One of the major advantages of stepping up from the GDN is the ability to use dynamic creative to show personalised ads based on user behaviour, location or context. Dynamic Creative Optimisation (DCO) leverages the user data in the DMP and your own product feed to create an ad on the fly – changing the message content and image to suit the web user browsing the site.
Not only is the ad more eye-catching, but it increases the level of user engagement, resulting in more clicks and, ultimately, more sales.
4) Strategy and attribution
The more sophisticated tools available in DSPs allow you to run campaign strategies that can really turbocharge your digital marketing. Audience segmentation, lookalike modelling and multiple data overlays can all boost performance and the audience and data insights you gather can be used to understand your existing customers better and find new ones.

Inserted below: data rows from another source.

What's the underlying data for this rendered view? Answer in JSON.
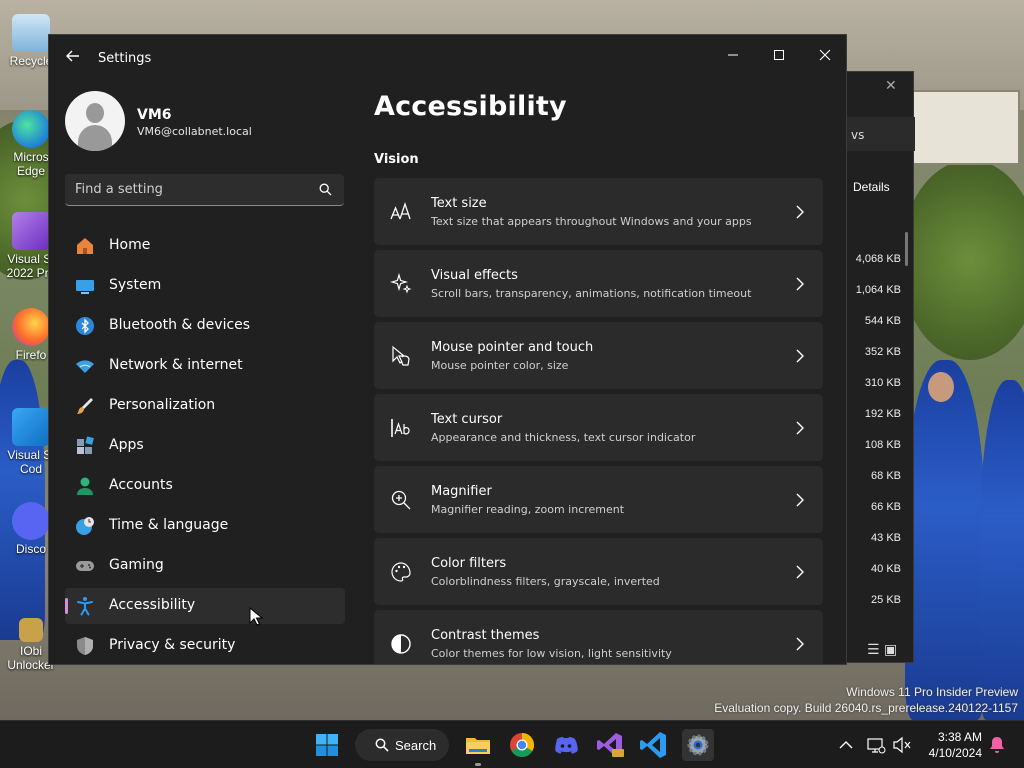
{
  "desktop": {
    "icons": [
      {
        "label": "Recycle",
        "icon": "recycle-bin-icon"
      },
      {
        "label": "Micros Edge",
        "icon": "edge-icon"
      },
      {
        "label": "Visual St 2022 Pre",
        "icon": "visual-studio-icon"
      },
      {
        "label": "Firefo",
        "icon": "firefox-icon"
      },
      {
        "label": "Visual St Cod",
        "icon": "vscode-icon"
      },
      {
        "label": "Disco",
        "icon": "discord-icon"
      },
      {
        "label": "IObi Unlocker",
        "icon": "iobit-unlocker-icon"
      }
    ],
    "watermark": {
      "line1": "Windows 11 Pro Insider Preview",
      "line2": "Evaluation copy. Build 26040.rs_prerelease.240122-1157"
    }
  },
  "background_window": {
    "tab_text": "vs",
    "details_label": "Details",
    "sizes": [
      "4,068 KB",
      "1,064 KB",
      "544 KB",
      "352 KB",
      "310 KB",
      "192 KB",
      "108 KB",
      "68 KB",
      "66 KB",
      "43 KB",
      "40 KB",
      "25 KB"
    ]
  },
  "settings": {
    "title": "Settings",
    "user": {
      "name": "VM6",
      "email": "VM6@collabnet.local"
    },
    "search_placeholder": "Find a setting",
    "nav": [
      {
        "label": "Home",
        "icon": "home-icon",
        "color": "#e8843c"
      },
      {
        "label": "System",
        "icon": "system-icon",
        "color": "#3aa0e6"
      },
      {
        "label": "Bluetooth & devices",
        "icon": "bluetooth-icon",
        "color": "#2b88d8"
      },
      {
        "label": "Network & internet",
        "icon": "network-icon",
        "color": "#3aa0e6"
      },
      {
        "label": "Personalization",
        "icon": "paintbrush-icon",
        "color": "#e6a34f"
      },
      {
        "label": "Apps",
        "icon": "apps-icon",
        "color": "#8a9bb5"
      },
      {
        "label": "Accounts",
        "icon": "accounts-icon",
        "color": "#2fb47c"
      },
      {
        "label": "Time & language",
        "icon": "globe-clock-icon",
        "color": "#3aa0e6"
      },
      {
        "label": "Gaming",
        "icon": "gamepad-icon",
        "color": "#9a9a9a"
      },
      {
        "label": "Accessibility",
        "icon": "accessibility-icon",
        "color": "#2b9bf4",
        "active": true
      },
      {
        "label": "Privacy & security",
        "icon": "shield-icon",
        "color": "#8a8a8a"
      }
    ],
    "page_title": "Accessibility",
    "section": "Vision",
    "cards": [
      {
        "title": "Text size",
        "subtitle": "Text size that appears throughout Windows and your apps",
        "icon": "text-size-icon"
      },
      {
        "title": "Visual effects",
        "subtitle": "Scroll bars, transparency, animations, notification timeout",
        "icon": "sparkle-icon"
      },
      {
        "title": "Mouse pointer and touch",
        "subtitle": "Mouse pointer color, size",
        "icon": "pointer-icon"
      },
      {
        "title": "Text cursor",
        "subtitle": "Appearance and thickness, text cursor indicator",
        "icon": "text-cursor-icon"
      },
      {
        "title": "Magnifier",
        "subtitle": "Magnifier reading, zoom increment",
        "icon": "magnifier-icon"
      },
      {
        "title": "Color filters",
        "subtitle": "Colorblindness filters, grayscale, inverted",
        "icon": "palette-icon"
      },
      {
        "title": "Contrast themes",
        "subtitle": "Color themes for low vision, light sensitivity",
        "icon": "contrast-icon"
      }
    ]
  },
  "taskbar": {
    "search_label": "Search",
    "time": "3:38 AM",
    "date": "4/10/2024"
  }
}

But new tools and strategies mean campaign success has to be measured in different ways. Basing campaign performance on last-click attribution (often used for campaigns run on GDN) won’t give you the full picture – and is particularly damaging when the strategic goal of a campaign is to drive incremental sales.
Last click attribution always favours consumers at the end of their buying journey at the bottom of the purchase funnel, delivering yet more ads to people who are already deep in the buying cycle. So the majority of sales it attributes would have taken place anyway.

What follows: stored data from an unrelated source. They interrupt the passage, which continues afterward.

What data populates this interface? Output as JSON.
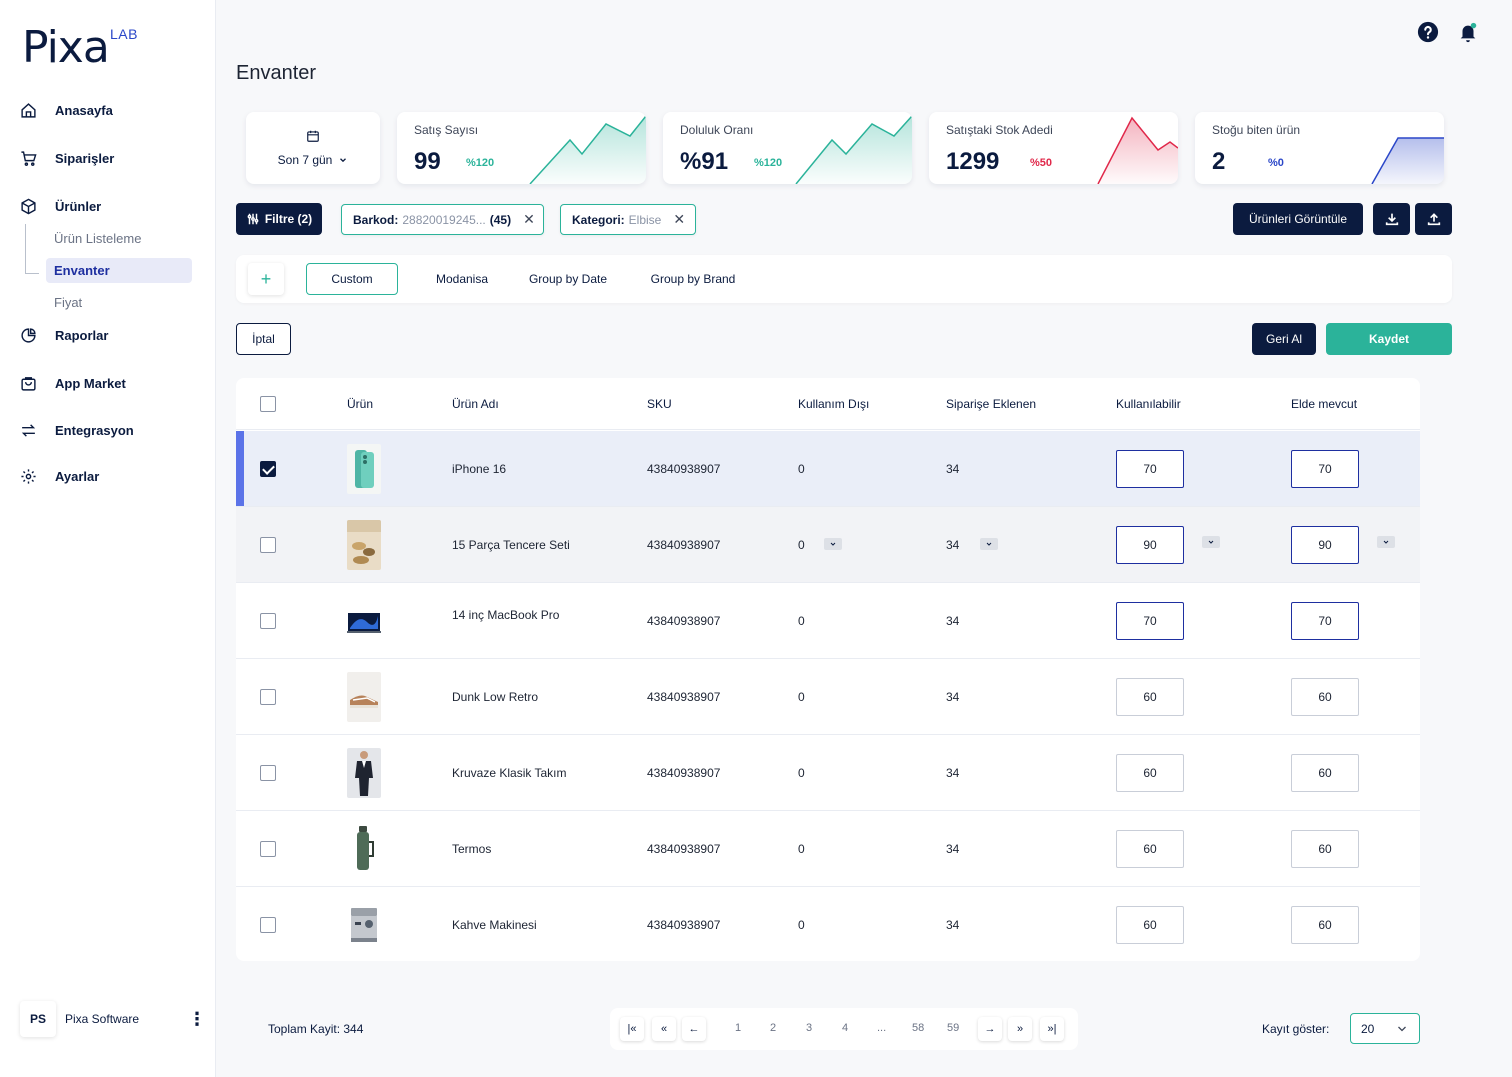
{
  "brand": {
    "name": "Pixa",
    "sup": "LAB",
    "accent": "#2BB39A",
    "dark": "#0B1B3F",
    "primary": "#1E2FA0"
  },
  "sidebar": {
    "items": [
      {
        "label": "Anasayfa",
        "icon": "home-icon"
      },
      {
        "label": "Siparişler",
        "icon": "cart-icon"
      },
      {
        "label": "Ürünler",
        "icon": "box-icon"
      },
      {
        "label": "Raporlar",
        "icon": "pie-chart-icon"
      },
      {
        "label": "App Market",
        "icon": "bag-icon"
      },
      {
        "label": "Entegrasyon",
        "icon": "sync-icon"
      },
      {
        "label": "Ayarlar",
        "icon": "gear-icon"
      }
    ],
    "sub_items": [
      "Ürün Listeleme",
      "Envanter",
      "Fiyat"
    ],
    "user": {
      "initials": "PS",
      "name": "Pixa Software"
    }
  },
  "page_title": "Envanter",
  "date_filter": "Son 7 gün",
  "stats": [
    {
      "label": "Satış Sayısı",
      "value": "99",
      "delta": "%120",
      "color": "#2BB39A"
    },
    {
      "label": "Doluluk Oranı",
      "value": "%91",
      "delta": "%120",
      "color": "#2BB39A"
    },
    {
      "label": "Satıştaki Stok Adedi",
      "value": "1299",
      "delta": "%50",
      "color": "#E0284A"
    },
    {
      "label": "Stoğu biten ürün",
      "value": "2",
      "delta": "%0",
      "color": "#2B47C8"
    }
  ],
  "filters": {
    "button": "Filtre (2)",
    "chips": [
      {
        "key": "Barkod:",
        "value": "28820019245...",
        "count": "(45)"
      },
      {
        "key": "Kategori:",
        "value": "Elbise",
        "count": ""
      }
    ],
    "view_button": "Ürünleri Görüntüle"
  },
  "tabs": {
    "add": "+",
    "items": [
      "Custom",
      "Modanisa",
      "Group by Date",
      "Group by Brand"
    ]
  },
  "actions": {
    "cancel": "İptal",
    "undo": "Geri Al",
    "save": "Kaydet"
  },
  "table": {
    "headers": [
      "Ürün",
      "Ürün Adı",
      "SKU",
      "Kullanım Dışı",
      "Siparişe Eklenen",
      "Kullanılabilir",
      "Elde mevcut"
    ],
    "rows": [
      {
        "name": "iPhone 16",
        "sku": "43840938907",
        "disabled": "0",
        "ordered": "34",
        "available": "70",
        "on_hand": "70",
        "checked": true
      },
      {
        "name": "15 Parça Tencere Seti",
        "sku": "43840938907",
        "disabled": "0",
        "ordered": "34",
        "available": "90",
        "on_hand": "90",
        "checked": false
      },
      {
        "name": "14 inç MacBook Pro",
        "sku": "43840938907",
        "disabled": "0",
        "ordered": "34",
        "available": "70",
        "on_hand": "70",
        "checked": false
      },
      {
        "name": "Dunk Low Retro",
        "sku": "43840938907",
        "disabled": "0",
        "ordered": "34",
        "available": "60",
        "on_hand": "60",
        "checked": false
      },
      {
        "name": "Kruvaze Klasik Takım",
        "sku": "43840938907",
        "disabled": "0",
        "ordered": "34",
        "available": "60",
        "on_hand": "60",
        "checked": false
      },
      {
        "name": "Termos",
        "sku": "43840938907",
        "disabled": "0",
        "ordered": "34",
        "available": "60",
        "on_hand": "60",
        "checked": false
      },
      {
        "name": "Kahve Makinesi",
        "sku": "43840938907",
        "disabled": "0",
        "ordered": "34",
        "available": "60",
        "on_hand": "60",
        "checked": false
      }
    ]
  },
  "pagination": {
    "total": "Toplam Kayit: 344",
    "pages": [
      "1",
      "2",
      "3",
      "4",
      "...",
      "58",
      "59"
    ],
    "show_label": "Kayıt göster:",
    "page_size": "20"
  }
}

However, new customers inevitably went through a long, detailed consideration process involving a lot of research before buying and it’s unlikely that the media channel, owner and tactic that first introduced the customer to the brand, and the offer they eventually bought, was also the last digital touch-point involved before purchase.
For upper-funnel branding and prospecting campaigns, when calculating the value of each strategy it’s essential that KPIs like Cost Per Action (CPA), ROI, post-click and post-view conversions are considered.

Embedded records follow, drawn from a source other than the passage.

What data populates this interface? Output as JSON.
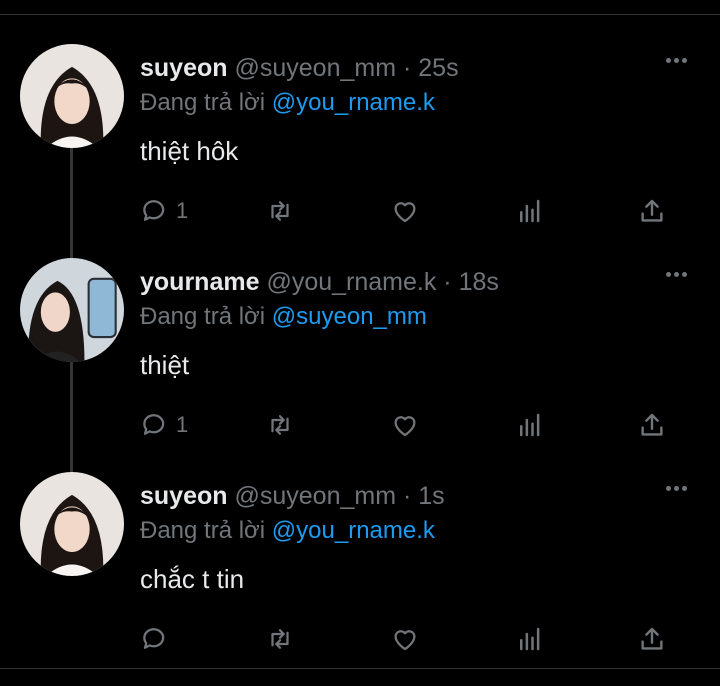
{
  "colors": {
    "background": "#000000",
    "text": "#e7e9ea",
    "muted": "#71767b",
    "accent": "#1d9bf0"
  },
  "tweets": [
    {
      "name": "suyeon",
      "handle": "@suyeon_mm",
      "dot": "·",
      "time": "25s",
      "reply_prefix": "Đang trả lời",
      "reply_to": "@you_rname.k",
      "text": "thiệt hôk",
      "reply_count": "1",
      "avatar": "avatar-photo"
    },
    {
      "name": "yourname",
      "handle": "@you_rname.k",
      "dot": "·",
      "time": "18s",
      "reply_prefix": "Đang trả lời",
      "reply_to": "@suyeon_mm",
      "text": "thiệt",
      "reply_count": "1",
      "avatar": "avatar-photo"
    },
    {
      "name": "suyeon",
      "handle": "@suyeon_mm",
      "dot": "·",
      "time": "1s",
      "reply_prefix": "Đang trả lời",
      "reply_to": "@you_rname.k",
      "text": "chắc t tin",
      "reply_count": "",
      "avatar": "avatar-photo"
    }
  ],
  "icons": [
    "more-icon",
    "reply-icon",
    "retweet-icon",
    "like-icon",
    "views-icon",
    "share-icon"
  ]
}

How to take your first steps with programmatic
Taking the first steps in programmatic outside the GDN can seem daunting for good reason. Running multiple strategies and personalised, dynamic creative while managing brand safety, viewability and fraud need real expertise.
Make sure you find a partner who is not only an expert in running programmatic campaigns but who can explain what they are doing, what works and what doesn’t. You really don’t want to spend your time worrying about a million and one technical details when the right partner allows you to spend more time thinking about your customers and overall marketing strategy.
The GDN is a good starting point for advertisers looking for a self-serve entry-point into programmatic display media, but more sophisticated platforms offer so much more. Ultimately, a lot will depend on your digital display budget.
Under £10,000 a month and it’s probably not worth changing anything but if you spend more, look for a partner to help you make the move. They will do the heavy lifting and the results you get from a professional will easily outweigh any of the costs involved.
Quick programmatic glossary
DBM (Google’s DoubleClick Bid Manager) – a DSP that allows advertisers to use third-party data and purchase inventory from multiple ad exchanges
DCO (dynamic creative optimisation) – a creative platform that allows you to create and test several versions of the same ad from a single ad tag, for sophisticated targeting and optimisation.
DMP (data management platform) – a platform that stores and manages data
DSP (demand-side platform) allows advertisers to use third-party data and purchase inventory from multiple ad exchanges
GDN (Google Display Network) – lets advertisers run display campaigns through AdWords.
ITD (independent trading desks) – an advertising trading company that is independent of any media agency or communication group. Some can operate multiple DSPs (including DBM) including their own
SSP (supply-side platform) – a software platform that enables publishers to automatically sell ad space.